Data Assimilation

Climate models & observations

Climate models are powerful tools to simulate and predict the Earth’s climate system, but they aren’t without flaws. Due to missing physics, imperfect parameterizations, and inaccuracies in the underlying numerics, climate models often show structural errors. On the other hand we have direct observations of the climate system. However, observations come with their own set of limitations. They have limited space and time coverage and also contain errors due to measurement noise.

Figure: Hoteit, I., et al., 2018: Data assimilation in oceanography: Current status and new directions. In "New Frontiers in Operational Oceanography"

Data assimilation

To overcome the challenge of uncertainty inherent in both sources of information–models and observations– we employ a method known as data assimilation. Data assimilation merges the information obtained in models and observational data, and produces a “best guess” of the climate system. The schematic above outlines the core process of sequential data assimilation. The model state variables (blue) are continuously adjusted based on the most recent observations (red). This adjustment process (dashed red arrow) is often referred to as the analysis step or analysis increment.

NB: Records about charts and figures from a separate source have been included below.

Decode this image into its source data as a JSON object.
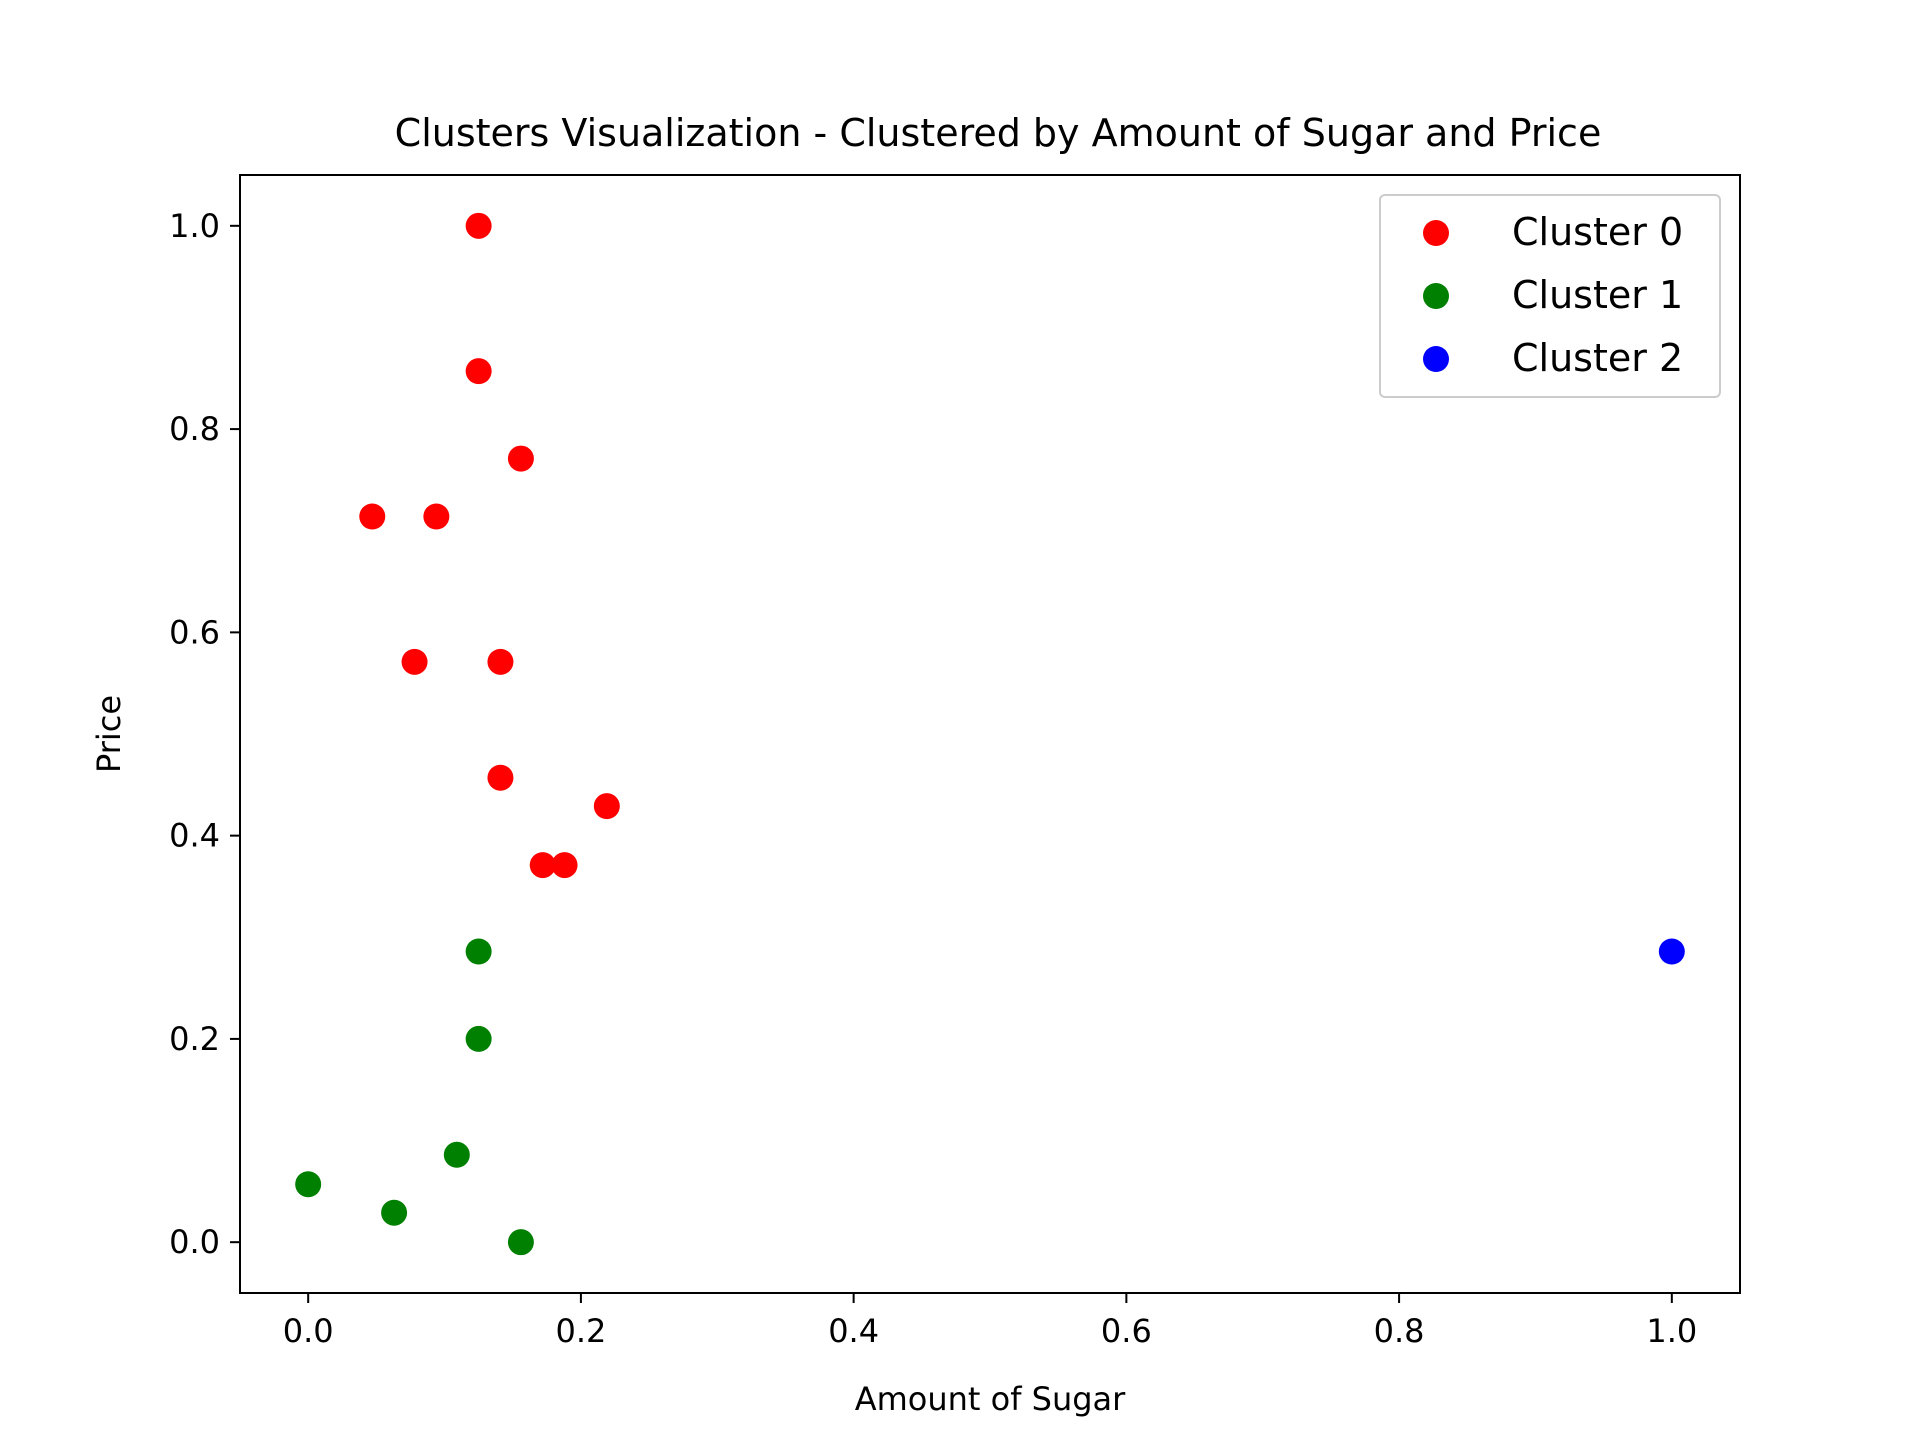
{
  "chart_data": {
    "type": "scatter",
    "title": "Clusters Visualization - Clustered by Amount of Sugar and Price",
    "xlabel": "Amount of Sugar",
    "ylabel": "Price",
    "xlim": [
      -0.05,
      1.05
    ],
    "ylim": [
      -0.05,
      1.05
    ],
    "xticks": [
      0.0,
      0.2,
      0.4,
      0.6,
      0.8,
      1.0
    ],
    "yticks": [
      0.0,
      0.2,
      0.4,
      0.6,
      0.8,
      1.0
    ],
    "xtick_labels": [
      "0.0",
      "0.2",
      "0.4",
      "0.6",
      "0.8",
      "1.0"
    ],
    "ytick_labels": [
      "0.0",
      "0.2",
      "0.4",
      "0.6",
      "0.8",
      "1.0"
    ],
    "grid": false,
    "legend_position": "top-right",
    "series": [
      {
        "name": "Cluster 0",
        "color": "#ff0000",
        "points": [
          [
            0.125,
            1.0
          ],
          [
            0.125,
            0.857
          ],
          [
            0.156,
            0.771
          ],
          [
            0.047,
            0.714
          ],
          [
            0.094,
            0.714
          ],
          [
            0.078,
            0.571
          ],
          [
            0.141,
            0.571
          ],
          [
            0.141,
            0.457
          ],
          [
            0.219,
            0.429
          ],
          [
            0.172,
            0.371
          ],
          [
            0.188,
            0.371
          ]
        ]
      },
      {
        "name": "Cluster 1",
        "color": "#008000",
        "points": [
          [
            0.125,
            0.286
          ],
          [
            0.125,
            0.2
          ],
          [
            0.109,
            0.086
          ],
          [
            0.0,
            0.057
          ],
          [
            0.063,
            0.029
          ],
          [
            0.156,
            0.0
          ]
        ]
      },
      {
        "name": "Cluster 2",
        "color": "#0000ff",
        "points": [
          [
            1.0,
            0.286
          ]
        ]
      }
    ]
  }
}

Learning from analysis increments

The analysis increments provide useful information on model errors. For example, if the analysis increments always correct the model to a warmer state (i.e., all dashed arrows point upward), this may reflect that the model has a systematic cold bias. Several members of M2LInES employ machine learning techniques to learn such model errors from analysis increments.

Learning model error

Machine learning algorithms can also be used to understand and correct biases that are due to the combined error of physics and numerics. One way to learn this combined error is to use analysis increments as a training dataset. Analysis increments represent the adjustments made to a model to bring it closer to observations during the data assimilation process. The information contained in analysis increments allows therefore for the development of correction schemes that improve the reliability and accuracy of model predictions.

Emulation of the full model dynamics

Another important application of machine learning in climate modeling is the development of emulators. Climate model emulators are surrogate models that mimic the behavior of complex climate models. By capturing the essential features and relationships within the original models, emulators provide a computationally efficient alternative for exploring climate model outputs.